A peine quadragénaire, elle est dans la plénitude de son âge et paraît plus jeune, étant très mince et , sans doute, sportive.
Elle fait penser, pour Antoine qui a fréquenté et connu presque toutes les éditions du Festival du Film, à l’actrice italienne, Gina Lollobrigida. Il a approché cette dernière, puisque, à l’époque, elle était une habituée du Festival. Pour la bonne raison qu’elle a été la tendre amie du producteur de films, Georges Cheyko, cannois et qui, plus est, ancien volleyeur de l’A.S. Cannes, là où Antoine l’a fréquenté. Comme elle, Gina est grande, élancée, très brune, avec des yeux noirs et de longs cils, la taille très mince avec, comme souvent les femmes italiennes, une opulente poitrine.

Inutile de dire qu’An toine, au cours de ce dîner mémorable, s’évertue à la conquérir. Evidemment, il est sous le charme d’une femme qui a l’habitude de ces situations et, métier oblige, sait tirer avantage de sa silhouette, de sa conversation et, atout supplémentaire, de son léger accent italien, ce qui ajoute un plus ! Que se passe-t-il dans sa tête, lui, habituellement assez réservé avec la gent féminine, surtout à la première rencontre ? Là, au contraire, il fait assaut de compliments et de séduction. S’il voulait une aventure, et peut-être plus, il n’agirait pas mieux ! Où sont passées ses résolutions de rester célibataire jusqu’à la mort ! C’est peut-être le syndrome du séxagénaire qui arrive !

Aussi, à la fin de cet excellent moment, il souhaite le prolonger et, timidement, lui propose de boire un dernier verre au New Brummel, la boîte de nuit du Casino Municipal. Quelle n’est pas sa surprise lorsqu’elle accepte avec une joie évidente dans son regard. Tout se passe sereinement jusqu’au moment du slow fatidique souvent programmé dans les lieux de plaisirs, après les rythmes endiablés.
Là, tout s’emballe. Pour quelles raisons Antoine va-t-il s’abandonner contre elle, au moment du refrain chanté par Franck Sinatra « Strangers in the night » ? Il faut dire que leurs deux corps sont enlacés langoureusement sur la piste et que l’inévitable va se produire à la fin de la danse : pour la remercier , il s’approche de son visage et, alors, elle lui tend ses lèvres ! C’est le coup de foudre ! Gina, sans protester un instant, accepte de suivre Antoine, chez lui, pour un dernier verre ! Antoine l’emmène donc dans sa gentille garçonnière.

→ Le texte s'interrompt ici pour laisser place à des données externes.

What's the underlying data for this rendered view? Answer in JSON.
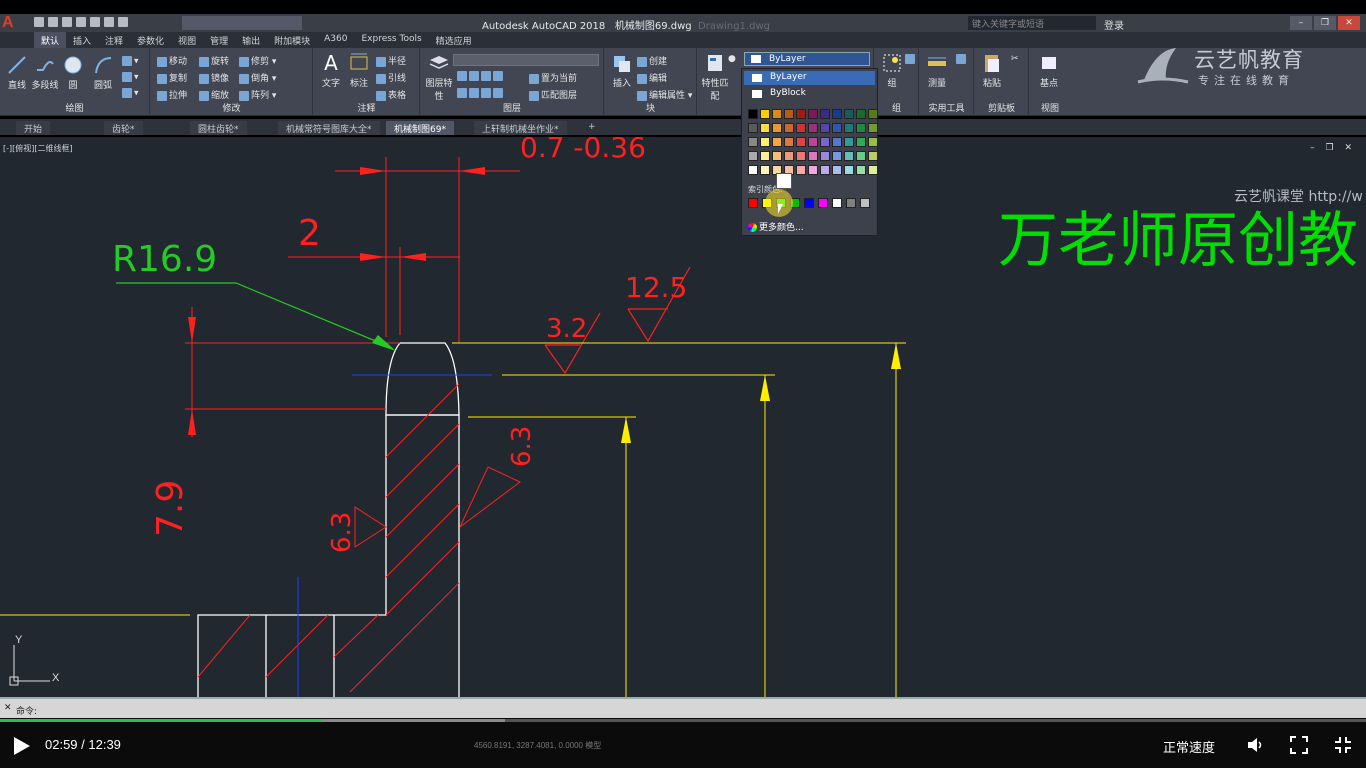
{
  "titlebar": {
    "app_title": "Autodesk AutoCAD 2018",
    "filename": "机械制图69.dwg",
    "filename_ghost": "Drawing1.dwg",
    "search_placeholder": "键入关键字或短语",
    "login": "登录"
  },
  "ribbon_tabs": [
    "默认",
    "插入",
    "注释",
    "参数化",
    "视图",
    "管理",
    "输出",
    "附加模块",
    "A360",
    "Express Tools",
    "精选应用"
  ],
  "ribbon": {
    "draw": {
      "title": "绘图",
      "line": "直线",
      "polyline": "多段线",
      "circle": "圆",
      "arc": "圆弧"
    },
    "modify": {
      "title": "修改",
      "move": "移动",
      "rotate": "旋转",
      "trim": "修剪",
      "copy": "复制",
      "mirror": "镜像",
      "fillet": "倒角",
      "stretch": "拉伸",
      "scale": "缩放",
      "array": "阵列"
    },
    "annotation": {
      "title": "注释",
      "text": "文字",
      "dimension": "标注",
      "radius": "半径",
      "leader": "引线",
      "table": "表格"
    },
    "layers": {
      "title": "图层",
      "layer_props": "图层特性",
      "make_current": "置为当前",
      "match_layer": "匹配图层"
    },
    "block": {
      "title": "块",
      "insert": "插入",
      "create": "创建",
      "edit": "编辑",
      "edit_attr": "编辑属性"
    },
    "properties": {
      "match": "特性匹配",
      "color_value": "ByLayer"
    },
    "groups": {
      "title": "组",
      "group": "组"
    },
    "utilities": {
      "title": "实用工具",
      "measure": "测量"
    },
    "clipboard": {
      "title": "剪贴板",
      "paste": "粘贴"
    },
    "view": {
      "title": "视图",
      "base": "基点"
    }
  },
  "color_dropdown": {
    "selected": "ByLayer",
    "options": [
      "ByLayer",
      "ByBlock"
    ],
    "index_label": "索引颜色:",
    "more_colors": "更多颜色...",
    "palette": [
      [
        "#000000",
        "#ffcc00",
        "#d98c1a",
        "#b85a1a",
        "#a31a1a",
        "#7a1a5a",
        "#3a2a8a",
        "#1a3a8a",
        "#1a5a5a",
        "#1a6a2a",
        "#5a7a1a"
      ],
      [
        "#5a5a5a",
        "#ffdd44",
        "#e69a33",
        "#cc6633",
        "#cc3333",
        "#993377",
        "#5544aa",
        "#3355aa",
        "#227777",
        "#228844",
        "#779933"
      ],
      [
        "#888888",
        "#ffee77",
        "#f0a844",
        "#dd7744",
        "#dd4444",
        "#bb4499",
        "#7766cc",
        "#5577cc",
        "#339999",
        "#33aa55",
        "#99bb44"
      ],
      [
        "#aaaaaa",
        "#ffee99",
        "#f4c077",
        "#ee9977",
        "#ee7777",
        "#dd77bb",
        "#9988dd",
        "#7799dd",
        "#66bbbb",
        "#66cc88",
        "#bbcc66"
      ],
      [
        "#ffffff",
        "#fff4bb",
        "#f8d8a0",
        "#f8c0a8",
        "#f8a8a8",
        "#eeaadd",
        "#bbaaee",
        "#aabbee",
        "#99dddd",
        "#99ddaa",
        "#ddee99"
      ]
    ],
    "index_colors": [
      "#ff0000",
      "#ffff00",
      "#00ff00",
      "#00c000",
      "#0000ff",
      "#ff00ff",
      "#ffffff",
      "#808080",
      "#c0c0c0"
    ]
  },
  "doc_tabs": [
    "开始",
    "齿轮*",
    "圆柱齿轮*",
    "机械常符号图库大全*",
    "机械制图69*",
    "上轩制机械坐作业*"
  ],
  "viewport_label": "[-][俯视][二维线框]",
  "watermark": {
    "brand": "云艺帆教育",
    "slogan": "专注在线教育",
    "overlay_text": "万老师原创教",
    "site_text": "云艺帆课堂 http://w"
  },
  "drawing": {
    "dims": [
      "0.7 -0.36",
      "2",
      "R16.9",
      "7.9",
      "3.2",
      "12.5",
      "6.3",
      "6.3"
    ],
    "ucs_x": "X",
    "ucs_y": "Y"
  },
  "command": {
    "prompt": "命令:"
  },
  "player": {
    "time": "02:59 / 12:39",
    "played_fraction": 0.236,
    "buffered_fraction": 0.37,
    "coords": "4560.8191, 3287.4081, 0.0000  模型",
    "speed": "正常速度"
  },
  "colors": {
    "red_dim": "#ff0000",
    "yellow_dim": "#ffff00",
    "green_text": "#00ee00",
    "accent_blue": "#3a6cb5"
  }
}
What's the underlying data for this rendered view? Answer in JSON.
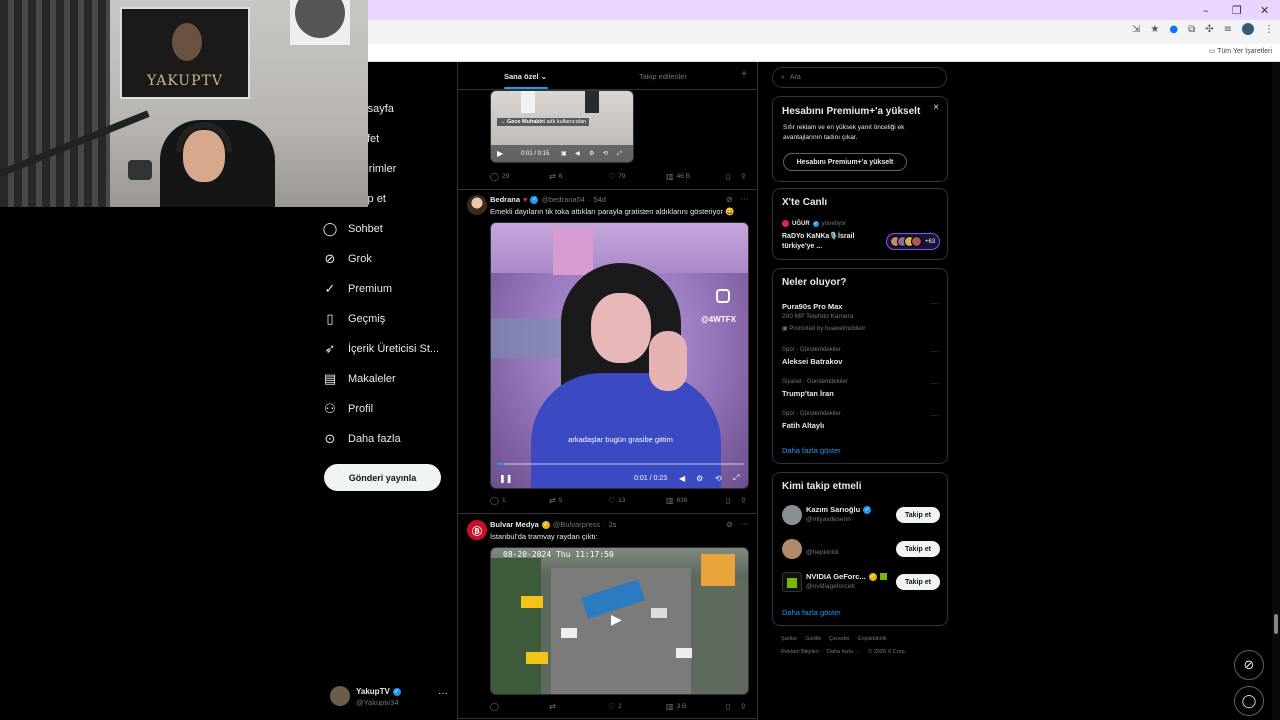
{
  "browser": {
    "window_controls": [
      "–",
      "❐",
      "✕"
    ],
    "bookmarks_all": "Tüm Yer İşaretleri"
  },
  "webcam": {
    "poster_text": "YAKUPTV"
  },
  "nav": {
    "items": [
      {
        "label": "Anasayfa",
        "icon": "home-icon"
      },
      {
        "label": "Keşfet",
        "icon": "search-icon"
      },
      {
        "label": "Bildirimler",
        "icon": "bell-icon"
      },
      {
        "label": "Takip et",
        "icon": "follow-icon"
      },
      {
        "label": "Sohbet",
        "icon": "chat-icon"
      },
      {
        "label": "Grok",
        "icon": "grok-icon"
      },
      {
        "label": "Premium",
        "icon": "premium-icon"
      },
      {
        "label": "Geçmiş",
        "icon": "bookmark-icon"
      },
      {
        "label": "İçerik Üreticisi St...",
        "icon": "rocket-icon"
      },
      {
        "label": "Makaleler",
        "icon": "article-icon"
      },
      {
        "label": "Profil",
        "icon": "person-icon"
      },
      {
        "label": "Daha fazla",
        "icon": "more-circle-icon"
      }
    ],
    "post_button": "Gönderi yayınla",
    "account": {
      "name": "YakupTV",
      "handle": "@Yakuptv34",
      "more": "···"
    }
  },
  "timeline": {
    "tabs": [
      {
        "label": "Sana özel",
        "active": true
      },
      {
        "label": "Takip edilenler",
        "active": false
      }
    ],
    "tabs_plus": "+",
    "tweet0": {
      "caption_prefix": "→",
      "caption_name": "Gece Muhabiri",
      "caption_suffix": "adlı kullanıcıdan",
      "video_time": "0:01 / 0:15",
      "actions": {
        "replies": "29",
        "reposts": "8",
        "likes": "79",
        "views": "46 B"
      }
    },
    "tweet1": {
      "name": "Bedrana",
      "handle": "@bedrana04",
      "time": "54d",
      "text": "Emekli dayıların tik toka attıkları parayla gratisten aldıklarını gösteriyor 😄",
      "video_watermark": "@4WTFX",
      "subtitle": "arkadaşlar bugün grasibe gittim",
      "video_time": "0:01 / 0:23",
      "actions": {
        "replies": "1",
        "reposts": "5",
        "likes": "13",
        "views": "638"
      }
    },
    "tweet2": {
      "name": "Bulvar Medya",
      "handle": "@Bulvarpress",
      "time": "2s",
      "text": "İstanbul'da tramvay raydan çıktı:",
      "cctv_stamp": "08-20-2024 Thu 11:17:50",
      "actions": {
        "replies": "",
        "reposts": "",
        "likes": "2",
        "views": "3 B"
      }
    }
  },
  "right": {
    "search_placeholder": "Ara",
    "premium": {
      "title": "Hesabını Premium+'a yükselt",
      "body_line1": "Sıfır reklam ve en yüksek yanıt önceliği ek",
      "body_line2": "avantajlarının tadını çıkar.",
      "button": "Hesabını Premium+'a yükselt",
      "close": "×"
    },
    "live": {
      "title": "X'te Canlı",
      "host": "UĞUR",
      "host_status": "yönetiyor",
      "line1": "RaDYo KaNKa🎙️İsrail",
      "line2": "türkiye'ye ...",
      "listeners": "+63"
    },
    "trends": {
      "title": "Neler oluyor?",
      "items": [
        {
          "context": "",
          "name": "Pura90s Pro Max",
          "sub": "200 MP Telefoto Kamera",
          "promo": "Promoted by huaweimobiletr"
        },
        {
          "context": "Spor · Gündemdekiler",
          "name": "Aleksei Batrakov"
        },
        {
          "context": "Siyaset · Gündemdekiler",
          "name": "Trump'tan İran"
        },
        {
          "context": "Spor · Gündemdekiler",
          "name": "Fatih Altaylı"
        }
      ],
      "more_link": "Daha fazla göster"
    },
    "who_to_follow": {
      "title": "Kimi takip etmeli",
      "items": [
        {
          "name": "Kazım Sarıoğlu",
          "handle": "@mlyavdesenn",
          "button": "Takip et"
        },
        {
          "name": "",
          "handle": "@hepkirildi",
          "button": "Takip et"
        },
        {
          "name": "NVIDIA GeForc...",
          "handle": "@nvidiageforcetr",
          "button": "Takip et"
        }
      ],
      "more_link": "Daha fazla göster"
    },
    "footer": {
      "row1": [
        "Şartlar",
        "Gizlilik",
        "Çerezler",
        "Erişilebilirlik"
      ],
      "row2": [
        "Reklam Bilgileri",
        "Daha fazla ···",
        "© 2026 X Corp."
      ]
    }
  },
  "colors": {
    "accent": "#1d9bf0",
    "background": "#000000",
    "border": "#2f3336",
    "muted": "#71767b"
  }
}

Cette dernière est charmante, bien meublée, sobrement, mais avec goût. C’est un studio assez spacieux, au plus haut de la rue Saint –Dizier, dans le Suquet, le cœur du Vieux Cannes. C’est aussi le quartier des restautants typiques de la Cité. Au plus haut de cette rue, dans la rue Coste-au-Corail, au dernier étage, se situe cet appartement. De la grande baie vitrée, dominant une large terrasse, s’étale La Croisette et, en premier lieu, le Casino Municipal et la Jetée Albert-Edouard avec ses grands yachts. Au loin, sur la mer, on devine les deux îles de Lérins, joyaux de la Baie de Cannes. Cette baie, tel un écrin, renferme deux perles rares : Sainte Marguerite et, presque juxtaposée, Saint Honorat, vers le large.

Au III ème siècle, un frère, Honorat était le Supérieur des moines cisterciens de cette île. Quant à sa sœur, Marguerite, supérieure des religieuses du monastère de l’autre île, elle se lamentait de ne pas voir assez son cher frère. Ce dernier lui promit, alors, de se revoir, chaque fois que les cerisiers fleuriraient. O, miracle ! les cerisiers, depuis, bourgeonnent deux fois par an sur ces îles : au printemps et avant l’automne.


Mais, à deux doigts de la terrasse, on touche presque la nef de l’Eglise du Suquet. N.D. d’Espérance. A Cannes, les deux églises principales ont des noms significatifs : N.D. de Bon Voyage et celle de l’Espérance, en haut du mont Chevalier. En effet, les pêcheurs cannois se sont toujours mis sous la protection de la Vierge. D’ailleurs, le jour du 15 Août, une grande procession se déroule dans les rues du Suquet où les pêcheurs promènent sa statue. Après avoir introduit la clé dans la serrure, Antoine n’allume qu’une petite lampe à abat-jour, à l’entrée, qui donne une clarté diffuse, suffisante. Ce n’est pas le moment de montrer les lieux à Gina ! donc les flots de lumière, ce sera pour plus tard ! Il est tout ému de tenir cette jolie femme contre lui. Cette dernière est un peu gaie, car au New-Brummel, ils ont encore ingurgité deux coupes de Champagne !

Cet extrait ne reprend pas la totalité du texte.